Here we are rehearsing the Mendelssohn Octet for strings in Utrecht’s Vredenburg Hall, in June 1981. That year we played the Mendelssohn many times on tours of Canada, Germany and Holland, as well as in London.
By 1983 I had been playing professionally for a few years and was feeling ready for some new inspiration. I read William Pleeth’s new book about the cello and was captivated by his holistic approach to playing and his sheer charisma which seemed to permeate out from every page. I wrote to him, went and played to him and, to my delight, he agreed to teach me. I applied for funding to pay for lessons and was lucky enough to be given a Music Award from the Scottish Arts Council which was subsequently renewed for a second year. For those two years I made the trip to his house in Finchley, North London once a month or so. He was a uniquely inspiring teacher, for me as for so many others, and I can still remember the feeling of his presence, sitting on the chaise longue with his Stradivarius cello beside him. I cannot remember him ever saying a single negative word about my playing; he would simply show me the next step. On one occasion I played him Kol Nidrei by Max Bruch. In the little cadenza half way through I was not finding the intensity of sound which he was asking for. He played it himself to show me what he meant and, to his consternation, I still wasn’t getting it, so he came over to me and sat beside me, perched on the chair together with me and played it again so that I could literally feel the vibration from him and his cello. The difference was like night and day to me and I immediately got it!

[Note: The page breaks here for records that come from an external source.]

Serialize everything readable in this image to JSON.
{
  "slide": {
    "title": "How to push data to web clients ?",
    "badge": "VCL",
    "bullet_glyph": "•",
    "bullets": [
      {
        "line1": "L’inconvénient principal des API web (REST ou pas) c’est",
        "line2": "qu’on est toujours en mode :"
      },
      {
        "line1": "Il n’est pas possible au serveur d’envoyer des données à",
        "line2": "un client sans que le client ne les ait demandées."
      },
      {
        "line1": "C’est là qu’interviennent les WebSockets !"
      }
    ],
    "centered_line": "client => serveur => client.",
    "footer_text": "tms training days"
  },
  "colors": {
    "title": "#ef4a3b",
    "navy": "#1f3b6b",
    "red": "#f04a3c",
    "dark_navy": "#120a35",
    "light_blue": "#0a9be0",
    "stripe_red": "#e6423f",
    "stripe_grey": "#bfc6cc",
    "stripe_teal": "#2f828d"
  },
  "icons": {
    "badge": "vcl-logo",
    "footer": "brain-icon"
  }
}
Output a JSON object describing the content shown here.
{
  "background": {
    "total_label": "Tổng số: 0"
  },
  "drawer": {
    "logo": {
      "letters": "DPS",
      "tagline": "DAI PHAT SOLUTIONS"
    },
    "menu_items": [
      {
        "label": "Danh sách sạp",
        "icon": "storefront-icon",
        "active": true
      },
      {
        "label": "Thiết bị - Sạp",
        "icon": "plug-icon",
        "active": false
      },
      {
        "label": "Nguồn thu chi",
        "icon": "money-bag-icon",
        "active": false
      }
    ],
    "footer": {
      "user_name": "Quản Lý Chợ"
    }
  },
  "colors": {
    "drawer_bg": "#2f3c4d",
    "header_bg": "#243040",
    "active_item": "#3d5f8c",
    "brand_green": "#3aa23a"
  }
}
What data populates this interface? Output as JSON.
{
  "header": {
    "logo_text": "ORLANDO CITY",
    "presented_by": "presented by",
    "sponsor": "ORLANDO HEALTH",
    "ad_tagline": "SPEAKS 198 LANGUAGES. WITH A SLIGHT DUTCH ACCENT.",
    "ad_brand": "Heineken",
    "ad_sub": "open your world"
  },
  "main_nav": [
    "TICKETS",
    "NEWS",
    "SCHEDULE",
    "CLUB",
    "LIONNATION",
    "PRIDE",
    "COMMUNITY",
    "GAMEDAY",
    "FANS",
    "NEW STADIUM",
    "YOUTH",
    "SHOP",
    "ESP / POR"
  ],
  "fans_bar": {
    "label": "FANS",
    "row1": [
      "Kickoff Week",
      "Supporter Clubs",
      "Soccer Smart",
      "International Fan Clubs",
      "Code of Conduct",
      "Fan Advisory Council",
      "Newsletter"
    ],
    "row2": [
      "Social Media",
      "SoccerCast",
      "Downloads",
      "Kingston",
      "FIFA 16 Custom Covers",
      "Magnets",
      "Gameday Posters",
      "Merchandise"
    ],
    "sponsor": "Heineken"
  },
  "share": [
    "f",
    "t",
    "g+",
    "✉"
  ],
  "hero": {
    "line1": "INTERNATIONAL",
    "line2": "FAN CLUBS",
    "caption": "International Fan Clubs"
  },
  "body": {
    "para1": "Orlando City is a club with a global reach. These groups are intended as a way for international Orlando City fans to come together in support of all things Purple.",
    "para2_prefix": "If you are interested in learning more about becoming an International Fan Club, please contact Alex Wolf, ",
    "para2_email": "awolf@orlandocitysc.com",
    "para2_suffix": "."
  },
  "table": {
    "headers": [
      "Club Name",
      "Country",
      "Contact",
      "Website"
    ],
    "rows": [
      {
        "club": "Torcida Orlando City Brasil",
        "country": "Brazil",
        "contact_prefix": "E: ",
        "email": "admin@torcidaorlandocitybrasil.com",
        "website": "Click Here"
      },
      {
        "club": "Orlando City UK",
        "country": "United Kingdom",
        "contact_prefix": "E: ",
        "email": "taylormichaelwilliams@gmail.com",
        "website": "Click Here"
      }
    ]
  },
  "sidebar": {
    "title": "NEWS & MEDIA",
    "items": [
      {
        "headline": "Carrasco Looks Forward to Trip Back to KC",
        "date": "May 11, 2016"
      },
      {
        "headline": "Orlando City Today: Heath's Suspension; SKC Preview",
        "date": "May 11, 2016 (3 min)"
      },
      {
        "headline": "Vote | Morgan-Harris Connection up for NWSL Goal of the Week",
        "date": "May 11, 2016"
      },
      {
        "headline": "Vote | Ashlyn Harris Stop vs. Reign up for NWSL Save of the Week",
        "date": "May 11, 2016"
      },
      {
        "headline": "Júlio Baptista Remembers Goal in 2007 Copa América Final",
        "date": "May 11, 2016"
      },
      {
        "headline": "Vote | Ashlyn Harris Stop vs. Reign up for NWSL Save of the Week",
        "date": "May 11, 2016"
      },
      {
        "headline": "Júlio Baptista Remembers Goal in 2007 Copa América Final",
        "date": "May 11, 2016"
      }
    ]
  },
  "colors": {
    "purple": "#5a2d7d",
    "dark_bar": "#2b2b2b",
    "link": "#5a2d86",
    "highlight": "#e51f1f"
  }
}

My own teaching has become more important to me as I have got older. William Pleeth used to speak about the ‘oneness’ of everything and I have always felt that doing and teaching belong together and nurture each other. Since 1989 I have taught in the Junior Department of the Royal Conservatoire of Scotland (formerly Royal Scottish Academy of Music and Drama) in Glasgow, and since 1992, at the Erskine Stewart’s Melville Schools in Edinburgh. Many of my former pupils are now professional cellists themselves and my respected colleagues. Seeing them grow into fine musicians without the need for my constant supervision is a joy beyond words and I believe that if you want to keep something, you have to give it away!